The Central Intelligence Agency's troubles
STANSFIELD Turner, director of the United States Central Intelligence Agency under President Carter, was writing in this space last week about the immediate problems of the agency. I want to follow up what he said in that article with the following thoughts.
The CIA and its predecessor, the Office of Strategic Services (OSS) of World War II, have seldom had serious difficulties with the Congress or American public opinion over their intelligence-gathering activities. Nor have they had difficulties when their positive covert operations were in support of the armed forces of the US in an open and avowed war.
The OSS operated in support of the regular armed forces in a declared war which happened also to be the biggest and most popular war in the history of the US. Its most serious problem was in convincing some of the generals of the regular armed forces that it could be of help. Gen. Douglas MacArthur refused to have it in his theater. He wanted to run his own show in every respect.
Except for such lack of confidence in its ability to be useful, the OSS had few problems. It was fortunate to be operating in a milieu in which it could hardly do wrong. It was not always successful, but at least its work was aimed against the recognized and official enemy, hence it enjoyed general approval.
The CIA got into its first big problem with Congress and public opinion when it was used both by President Lyndon Johnson and President Richard Nixon for spying on American citizens. When that got out there was real trouble, in part because it was poaching on FBI territory and also because it was a violation of its charter.
It is in further trouble now because it has been conducting such large and dramatic operations against Nicaragua that those operations could not be kept ''covert.'' You simply cannot keep the arming and training of thousands of Nicaraguan rebels out of sight. Nor was it possible to mine the harbors of Nicaragua covertly.
When the scale of ''covert'' operations passes the limits of what can be kept covert, the operation becomes an act of war. In this case it is war against a government with which the US has formal relations. There is a US embassy in Managua and a Nicaraguan embassy in Washington. Travel between the two countries is open and legal. The US secretary of state, George Shultz, stopped off in Managua last Friday for a talk with leaders of the Nicaraguan government. Nicaragua is a member of the United Nations, where it enjoys much sympathy. Most of America's NATO allies disapprove of the operations against Nicaragua.

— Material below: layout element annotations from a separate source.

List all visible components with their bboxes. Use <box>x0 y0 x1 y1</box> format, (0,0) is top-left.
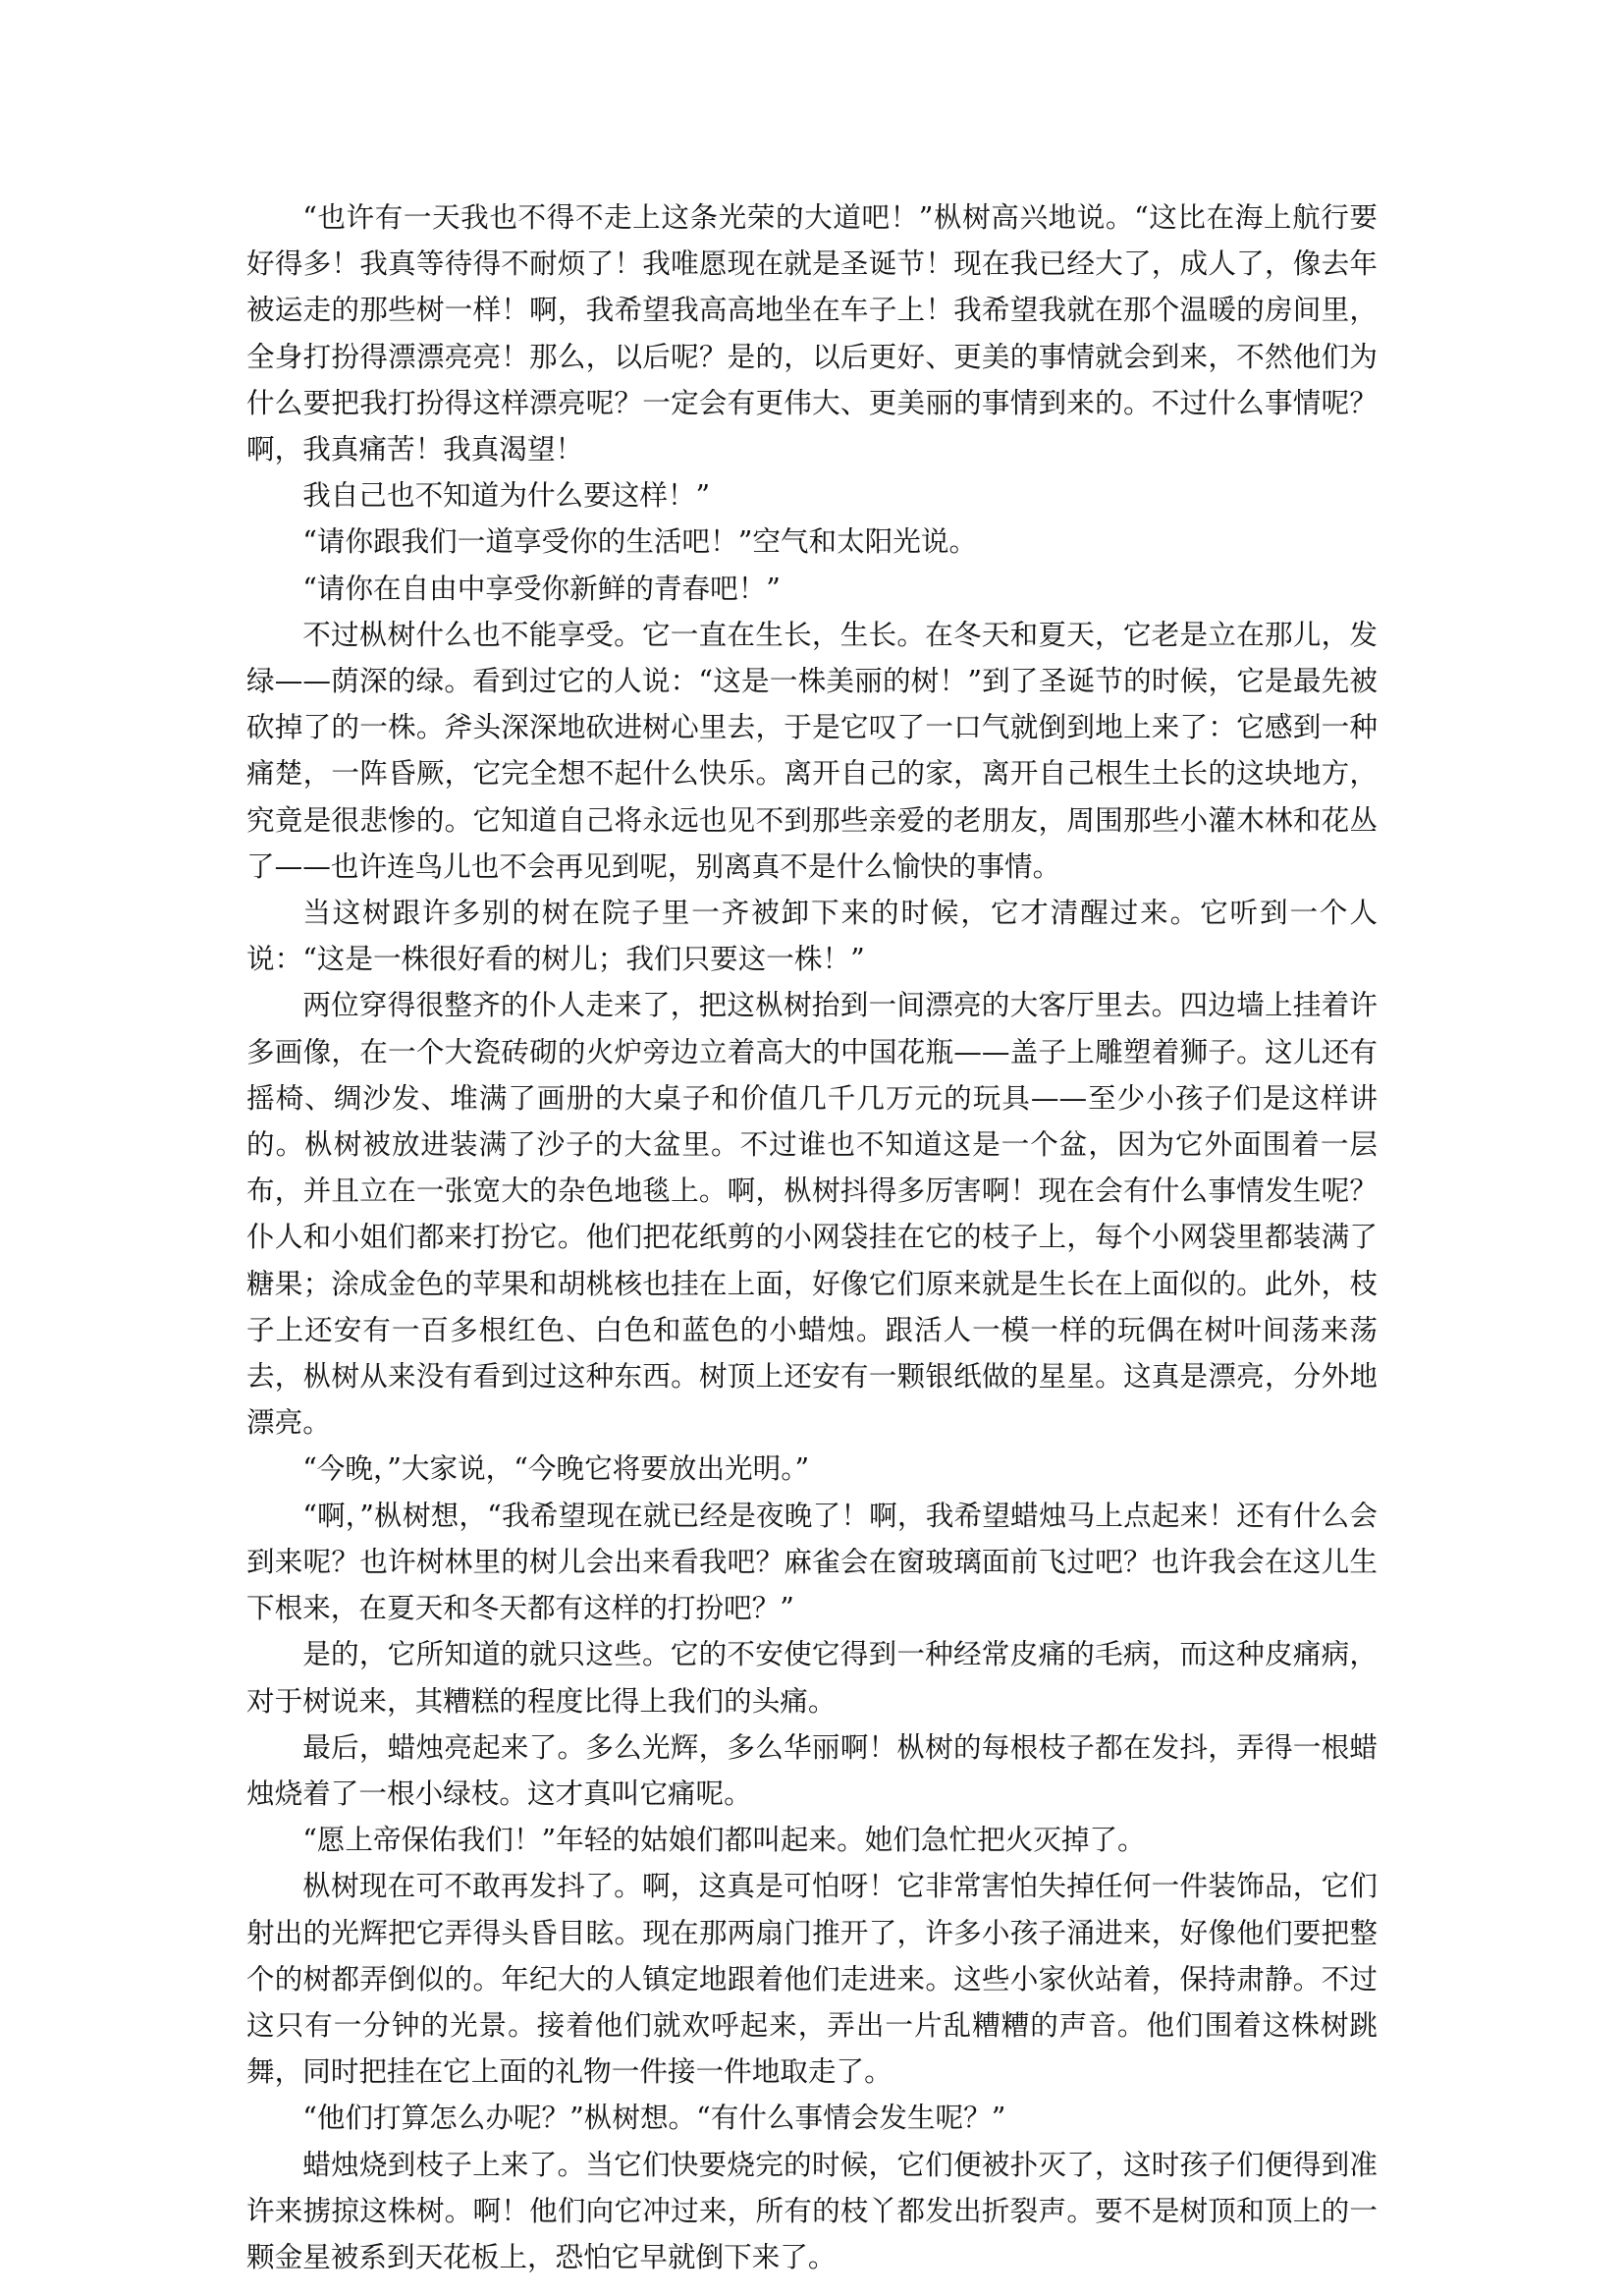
paragraph: “他们打算怎么办呢？”枞树想。“有什么事情会发生呢？” <box>246 2095 1378 2141</box>
paragraph: 两位穿得很整齐的仆人走来了，把这枞树抬到一间漂亮的大客厅里去。四边墙上挂着许多画… <box>246 982 1378 1446</box>
paragraph: “请你跟我们一道享受你的生活吧！”空气和太阳光说。 <box>246 519 1378 565</box>
paragraph: 当这树跟许多别的树在院子里一齐被卸下来的时候，它才清醒过来。它听到一个人说：“这… <box>246 890 1378 982</box>
paragraph: “啊，”枞树想，“我希望现在就已经是夜晚了！啊，我希望蜡烛马上点起来！还有什么会… <box>246 1493 1378 1632</box>
paragraph: 最后，蜡烛亮起来了。多么光辉，多么华丽啊！枞树的每根枝子都在发抖，弄得一根蜡烛烧… <box>246 1724 1378 1817</box>
document-page: “也许有一天我也不得不走上这条光荣的大道吧！”枞树高兴地说。“这比在海上航行要好… <box>246 194 1378 2280</box>
paragraph: 不过枞树什么也不能享受。它一直在生长，生长。在冬天和夏天，它老是立在那儿，发绿—… <box>246 612 1378 890</box>
paragraph: “也许有一天我也不得不走上这条光荣的大道吧！”枞树高兴地说。“这比在海上航行要好… <box>246 194 1378 472</box>
paragraph: 蜡烛烧到枝子上来了。当它们快要烧完的时候，它们便被扑灭了，这时孩子们便得到准许来… <box>246 2142 1378 2281</box>
paragraph: 我自己也不知道为什么要这样！” <box>246 472 1378 519</box>
paragraph: “请你在自由中享受你新鲜的青春吧！” <box>246 566 1378 612</box>
paragraph: “愿上帝保佑我们！”年轻的姑娘们都叫起来。她们急忙把火灭掉了。 <box>246 1817 1378 1863</box>
paragraph: 枞树现在可不敢再发抖了。啊，这真是可怕呀！它非常害怕失掉任何一件装饰品，它们射出… <box>246 1863 1378 2095</box>
paragraph: “今晚，”大家说，“今晚它将要放出光明。” <box>246 1446 1378 1492</box>
paragraph: 是的，它所知道的就只这些。它的不安使它得到一种经常皮痛的毛病，而这种皮痛病，对于… <box>246 1631 1378 1723</box>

The waging of undeclared war is a violation of the Charter of the UN and of scores of other international contracts which were often framed with US help and sometimes at US initiative. Acts of war without a declaration of war are illegal under international law.
The CIA does not go around trying to drum up the kind of business that gets it into the sort of trouble it is in now. Its troubles spring from demands made upon it from other branches of government to do things it ought not to be doing.
A personal friend now retired from the CIA says that during his active service he spent much of his time trying to persuade the State Department and the White House to refrain from asking it to do things it either should not be doing or is not able to do.
Ray Cline, a former deputy director of the CIA, has written that most of its troubles stem from two of its early successes. The first was the overthrow in 1953 of the Mossadegh regime in Iran and the restoration of the Shah. It was done almost literally by one CIA operative going to Tehran with a suitcase of money and buying a street mob.
The second came a year later when the CIA armed a small band of Guatemalan dissidents in Honduras and pushed them across the border.
Both operations achieved their immediate purposes quietly, easily, and cheaply. But the local political situation was ripe for change in both cases. Nicaragua is not ripe for a counterrevolution. Its regime cannot be overthrown quietly, easily, and cheaply. The CIA's cover has been blown. The CIA is in trouble with Congress as a result.
Moral: Never ask the CIA to do something that cannot be done covertly. The moment such an operation ceases to be covert, Washington has handed Moscow another handsome propaganda opportunity.